Синева на окнах стала густеть. Я едва различал Тонино лицо, но не просил ее зажечь свет. Может быть, этот полумрак и помогал моей собеседнице.
— Он ведь, — продолжала Тоня спокойным, размеренным голосом, — уже второй раз со мной переговоры ведет. Просто я вам ничего не рассказывала…
Первый раз пришел — я ни слова, ни полслова. Противен он мне стал, поняла я его предательство и по отношению к Агре, и ко мне… Теперь так думаю: невтерпеж ему стало, что я выше его поднялась. Он думал, что растоптал меня, а я, оказывается, человеком себя чувствую… Так, нет, Иван Аркадьевич?
— Да-да, — поспешил откликнуться я. — Да, Тоня!

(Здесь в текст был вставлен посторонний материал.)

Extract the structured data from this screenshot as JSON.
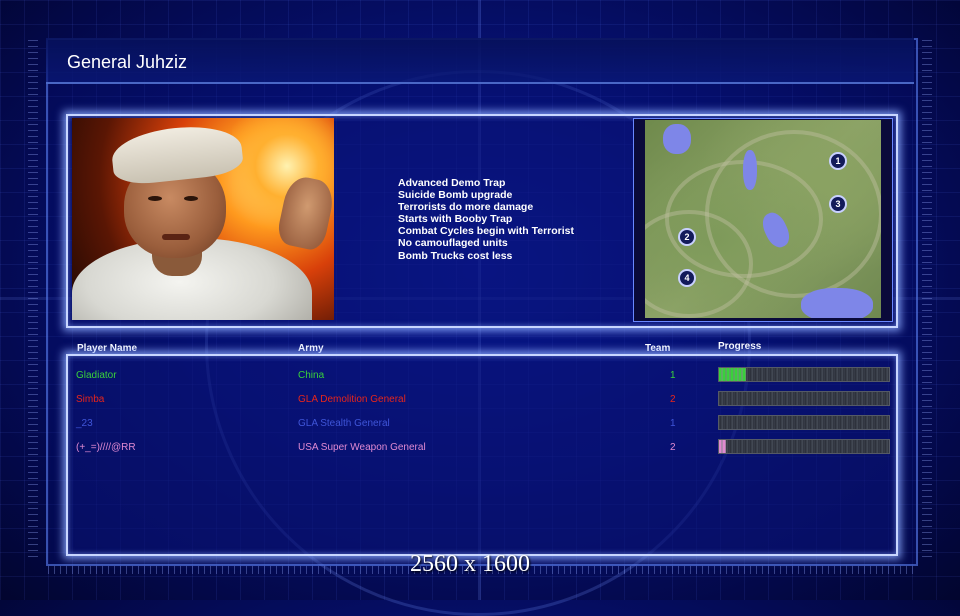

Мне было тяжело. Надо было сказать этой женщине, так доверчиво и безбоязненно открывшейся мне что-то мягкое, душевное, успокаивающее, а я не мог. Ну зачем она все рассказала? Зачем приоткрыла мне тайну своего невольного падения? Зачем в припадке искренности лишила меня состояния бессловесной влюбленности, которое я испытывал, которым жил и радуясь и мучаясь. Как я теперь смогу писать ее портрет? Ничего у меня не получится. Ничего. Ведь я теперь знаю об унижении, пережитом этой женщиной, что не может не отразиться в выражении ее лица, ее глаз, таких наивных, широко распахнутых в мир. Ожившие в нашем доме, они уже не останутся на моем портрете такими искренними и беззаботными.
Тоня поднялась со стула.
— Как темно стало, Иван Аркадьевич. Зажечь вам свет?
— Спасибо, Тоня, не надо. Я полежу так. Пусть отдохнут глаза.
Глава двенадцатая
ЗАБОТЫ ДРУГА
Клава пришла поздно.
— Ну, как дела, дорогой? — бодро спросила она, потирая красные руки и согревая их дыханием. — Директор интересуется твоим самочувствием. Спрашивает, сможешь ли ты за оставшиеся две четверти нагнать пропущенные уроки?
— А иконой он больше не интересуется?
— Да что ты? Зачем ему она?
— Зачем? Да он же первый меня чуть ли не в религиозности обвинил. А вообще-то, что у нас с иконой происходит? Где письмо Акима? Или ты опять скажешь, что он по телефону звонил? Давай-давай письмо.
На удивление, Клава не стала спорить. Порывшись минутку в письменном столе, она вернулась с двумя конвертами. Один из них был распечатан.
— Это и есть телефонный звонок? — кивнул я.
— Да.
Она глянула на меня заботливо и строго.
— Только не волнуйся. Не придавай своей нечаянной находке вселенского значения, иначе сейчас же оба письма — в печку. Ясно?